Microsoft recognizes that the need for telecenters is greatest in underserved and rural communities. In India, for example, 70 percent of the population resides in rural areas, and an estimated 90 percent of the country’s labor force remains trapped in low-productivity, informal-sector jobs, according to the May 2002, People’s Daily News. In China, 61 percent of the population resides in rural areas as sited in the Worldbank India Country Overview 2006. The need for ICT access also extends to general rural areas and underserved communities in urban areas. For example, even people living in rural areas of the United States or Western Europe may need to travel half a day to access basic healthcare such as primary diagnostics and preventive medical advice.

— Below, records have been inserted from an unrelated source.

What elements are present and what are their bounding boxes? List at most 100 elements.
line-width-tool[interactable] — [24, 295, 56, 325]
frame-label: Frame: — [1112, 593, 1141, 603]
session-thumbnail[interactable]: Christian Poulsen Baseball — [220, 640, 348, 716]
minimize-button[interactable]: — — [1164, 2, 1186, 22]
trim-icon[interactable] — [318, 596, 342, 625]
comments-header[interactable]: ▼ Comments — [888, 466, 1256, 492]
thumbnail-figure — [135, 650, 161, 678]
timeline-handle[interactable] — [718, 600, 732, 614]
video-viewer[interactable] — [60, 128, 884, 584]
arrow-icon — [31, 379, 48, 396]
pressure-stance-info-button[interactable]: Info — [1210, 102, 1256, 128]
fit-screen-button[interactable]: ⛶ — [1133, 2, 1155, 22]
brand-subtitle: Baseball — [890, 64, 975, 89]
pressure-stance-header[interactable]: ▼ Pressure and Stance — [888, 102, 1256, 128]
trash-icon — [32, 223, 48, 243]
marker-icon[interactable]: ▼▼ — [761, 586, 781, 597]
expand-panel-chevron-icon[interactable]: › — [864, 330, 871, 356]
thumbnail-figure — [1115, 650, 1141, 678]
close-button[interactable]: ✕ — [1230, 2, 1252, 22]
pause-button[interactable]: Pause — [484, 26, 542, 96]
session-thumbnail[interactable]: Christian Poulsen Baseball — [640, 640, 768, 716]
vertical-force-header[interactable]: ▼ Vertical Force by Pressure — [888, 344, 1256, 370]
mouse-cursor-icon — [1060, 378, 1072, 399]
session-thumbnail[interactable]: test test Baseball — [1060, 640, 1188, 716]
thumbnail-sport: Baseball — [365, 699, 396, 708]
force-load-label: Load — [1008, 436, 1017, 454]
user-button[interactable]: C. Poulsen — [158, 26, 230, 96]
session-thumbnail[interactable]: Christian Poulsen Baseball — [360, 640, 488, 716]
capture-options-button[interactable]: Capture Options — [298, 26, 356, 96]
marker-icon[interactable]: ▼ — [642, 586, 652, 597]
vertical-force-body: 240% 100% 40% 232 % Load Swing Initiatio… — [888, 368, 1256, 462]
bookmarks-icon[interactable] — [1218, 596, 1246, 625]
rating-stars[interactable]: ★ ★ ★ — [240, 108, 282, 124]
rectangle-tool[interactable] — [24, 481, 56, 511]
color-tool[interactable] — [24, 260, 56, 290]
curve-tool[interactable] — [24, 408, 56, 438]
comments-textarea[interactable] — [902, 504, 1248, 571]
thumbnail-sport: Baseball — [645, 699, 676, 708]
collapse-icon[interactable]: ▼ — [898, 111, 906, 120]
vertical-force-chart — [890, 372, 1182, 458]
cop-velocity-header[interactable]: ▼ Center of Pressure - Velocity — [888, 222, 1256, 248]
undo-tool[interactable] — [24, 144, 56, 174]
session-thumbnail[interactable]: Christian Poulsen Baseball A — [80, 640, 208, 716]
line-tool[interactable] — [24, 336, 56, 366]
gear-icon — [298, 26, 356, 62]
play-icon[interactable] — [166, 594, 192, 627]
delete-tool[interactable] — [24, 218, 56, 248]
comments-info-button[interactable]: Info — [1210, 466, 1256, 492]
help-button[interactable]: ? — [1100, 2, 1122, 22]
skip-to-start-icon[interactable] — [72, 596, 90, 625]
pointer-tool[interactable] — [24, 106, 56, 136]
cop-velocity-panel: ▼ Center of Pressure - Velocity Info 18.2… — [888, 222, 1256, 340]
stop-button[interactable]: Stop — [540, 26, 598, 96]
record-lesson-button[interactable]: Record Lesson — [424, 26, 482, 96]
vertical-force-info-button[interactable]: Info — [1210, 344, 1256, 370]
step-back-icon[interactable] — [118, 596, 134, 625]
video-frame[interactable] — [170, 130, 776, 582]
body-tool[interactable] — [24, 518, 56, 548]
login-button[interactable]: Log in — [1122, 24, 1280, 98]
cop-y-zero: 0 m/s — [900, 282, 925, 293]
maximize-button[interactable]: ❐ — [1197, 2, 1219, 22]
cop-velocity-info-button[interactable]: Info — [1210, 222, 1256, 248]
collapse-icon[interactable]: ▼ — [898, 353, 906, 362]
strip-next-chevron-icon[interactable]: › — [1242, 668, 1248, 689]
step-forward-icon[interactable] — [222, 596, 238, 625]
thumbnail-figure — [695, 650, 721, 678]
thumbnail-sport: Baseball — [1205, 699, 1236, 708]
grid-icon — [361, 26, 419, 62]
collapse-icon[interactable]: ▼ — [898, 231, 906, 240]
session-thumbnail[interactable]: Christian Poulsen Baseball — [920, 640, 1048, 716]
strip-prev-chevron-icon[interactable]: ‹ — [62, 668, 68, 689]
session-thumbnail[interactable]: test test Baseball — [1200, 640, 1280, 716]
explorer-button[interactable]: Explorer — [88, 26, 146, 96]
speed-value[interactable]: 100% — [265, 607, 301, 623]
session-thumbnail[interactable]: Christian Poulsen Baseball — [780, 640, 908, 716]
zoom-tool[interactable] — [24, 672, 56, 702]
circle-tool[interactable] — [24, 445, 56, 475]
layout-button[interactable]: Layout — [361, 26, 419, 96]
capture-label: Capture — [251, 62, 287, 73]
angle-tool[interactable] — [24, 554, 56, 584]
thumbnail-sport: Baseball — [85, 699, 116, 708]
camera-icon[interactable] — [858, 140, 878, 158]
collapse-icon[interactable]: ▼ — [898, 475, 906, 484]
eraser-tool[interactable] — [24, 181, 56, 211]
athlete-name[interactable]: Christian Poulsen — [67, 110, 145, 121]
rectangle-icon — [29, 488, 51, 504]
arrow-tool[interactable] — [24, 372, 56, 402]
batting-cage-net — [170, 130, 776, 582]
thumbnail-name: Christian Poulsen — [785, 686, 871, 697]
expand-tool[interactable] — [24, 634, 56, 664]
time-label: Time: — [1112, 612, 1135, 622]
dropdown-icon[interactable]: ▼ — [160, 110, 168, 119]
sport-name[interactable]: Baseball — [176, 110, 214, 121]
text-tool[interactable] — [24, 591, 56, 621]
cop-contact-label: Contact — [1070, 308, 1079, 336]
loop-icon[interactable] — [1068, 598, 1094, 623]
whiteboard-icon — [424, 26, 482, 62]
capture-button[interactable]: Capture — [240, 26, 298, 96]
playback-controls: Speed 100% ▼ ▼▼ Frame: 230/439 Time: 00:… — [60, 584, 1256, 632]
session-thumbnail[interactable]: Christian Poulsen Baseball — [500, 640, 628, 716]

To help alleviate such problems in developing as well as developed countries, Microsoft works with various governments and telecenter networks worldwide in an advisory role and technology provider capacity to collaborate on creating sustainable, scalable approaches to shared access. One recent effort is “Making the Connection: Scaling Telecentres for Development,a resource guide targeted to governments, entrepreneurs and private-sector and community leaders. The book — a collaboration between the Academy for Educational Development, telecentre.org and Microsoft — provides a set of frameworks, best practices and case studies to guide telecenter development and helps organize the collective thinking that has accompanied the telecenter movement. Intended as a catalyst for new projects, it includes successes and failures as well as a specific focus on the factors critical to sustainability and scalability at national levels

Microsoft also recently announced the launch of a community Web site called Telecenter Knowledge Network, created in cooperation with telecentre.org. The site is intended to serve as a constantly evolving community site where those involved with telecenter programs can share their findings, experiences and best practices with the broader community. The Web site also serves as a repository of peer knowledge and resources that can be used by individuals or organizations planning to develop or scale telecenter programs. For example, the content in the “Making the Connection” book is posted on the Telecenter Knowledge Network site in an open format where the worldwide telecenter community can access it and expand upon it in a variety of ways, from topically oriented expertise, such as networks or services, to country profiles, intended to create a snapshot of local initiatives.